Stadtkewitz soll ausgeschlossen werden


Die Berliner CDU setzt ihren Marsch in die Bedeutungslosigkeit unbeirrt fort. Getreu Maos Motto „bestrafe einen, erziehe hundert“, soll René Stadtkewitz nach der Sommerpause aus der Fraktion ausgeschlossen werden, weil er einen demokratischen und gewählten Politiker eingeladen hat, der gerade mit den Christdemokraten unseres Nachbarlandes über eine Koalition verhandelt. „Eine Dämonisierung des Islam ist unakzeptabel und menschenverachtend“, sagte CDU-Fraktionschef Henkel und unterstrich damit eindrucksvoll, dass er vom Wesen des Islam keine Ahnung hat. Sagt er das im Kampf gegen Rechts™ auch?

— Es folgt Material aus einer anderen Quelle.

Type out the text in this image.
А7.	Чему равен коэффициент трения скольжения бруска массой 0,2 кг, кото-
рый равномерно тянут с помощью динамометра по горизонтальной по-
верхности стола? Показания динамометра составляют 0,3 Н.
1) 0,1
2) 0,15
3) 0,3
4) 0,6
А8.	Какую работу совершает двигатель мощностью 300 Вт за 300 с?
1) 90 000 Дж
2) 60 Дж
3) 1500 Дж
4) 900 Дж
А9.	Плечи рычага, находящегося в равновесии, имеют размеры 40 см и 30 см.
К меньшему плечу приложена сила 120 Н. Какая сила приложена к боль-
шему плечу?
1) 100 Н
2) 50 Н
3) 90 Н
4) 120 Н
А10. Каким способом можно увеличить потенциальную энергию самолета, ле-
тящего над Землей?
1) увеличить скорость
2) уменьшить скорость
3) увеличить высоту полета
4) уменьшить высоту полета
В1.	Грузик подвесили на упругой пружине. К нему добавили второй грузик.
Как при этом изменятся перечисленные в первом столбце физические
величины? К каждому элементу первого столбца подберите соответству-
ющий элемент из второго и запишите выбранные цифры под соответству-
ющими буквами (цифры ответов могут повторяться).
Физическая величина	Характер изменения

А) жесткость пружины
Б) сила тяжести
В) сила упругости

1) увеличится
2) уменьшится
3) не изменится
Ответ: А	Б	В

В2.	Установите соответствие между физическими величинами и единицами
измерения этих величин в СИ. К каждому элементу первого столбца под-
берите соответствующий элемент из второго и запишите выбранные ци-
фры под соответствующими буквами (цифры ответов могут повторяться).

Der Tagesspiegel schreibt:

Die CDU-Fraktion im Abgeordnetenhaus wird den islamfeindliche Politiker René Stadtkewitz aus ihrer Fraktion ausschließen. Der Antrag werde in der ersten Sitzung nach der Sommerpause am 7. September eingebracht, sagte CDU-Fraktionschef Frank Henkel am Montag. „Eine Dämonisierung des Islam ist unakzeptabel und menschenverachtend“, sagte der Christdemokrat. Wer wie Stadtkewitz eine solche intolerante Haltung unterstütze, habe keinen Platz in der Union.
(…)
Ein dreiviertel Jahr später lud der umstrittene Politiker den niederländischen Rechtspopulisten Geert Wilders, den er zuvor in Den Haag getroffen hatte, zu einer Veranstaltung nach Berlin ein. In ultrarechten Kreisen wurde spekuliert, dies könnte der Startschuss für die Gründung eines deutschen Ablegers der „Partei für die Freiheit“ (PVV) sein, mit der Wilders bei den letzten Wahlen in den Niederlanden große Erfolge feierte. Die PVV bezeichnet den Islam als eine „faschistische Ideologie“, und Wilders sieht im Koran ein Handbuch für Terroristen.

Nein, lieber Herr Henkel, lieber Tagesspiegelredakteur: Nicht Wilders verglich den Koran mit „Mein Kampf“, sondern kein Geringerer als Winston Churchill. Churchill wurde für seine klaren Worte geehrt – damals, als man noch die Wahrheit sagen dufte. 1953 erhielt er den Nobelpreis für Literatur „für seine Meisterschaft in der historischen und biographischen Darstellung sowie für die glänzende Redekunst, mit welcher er als Verteidiger von höchsten menschlichen Werten hervortritt“. 1956 verlieh ihm die Stadt Aachen den Karlspreis für 1955 als Hüter menschlicher Freiheit – Mahner der europäischen Jugend.

Heute geht es nicht mehr um Inhalte. Diskussionen müssen schon im Vorfeld totgeschlagen werden. So wie früher, als niemand infrage stellen durfte, dass die Erde eine Scheibe ist.

Die Berliner CDU jedenfalls bleibt eine unwählbare „Volks“partei.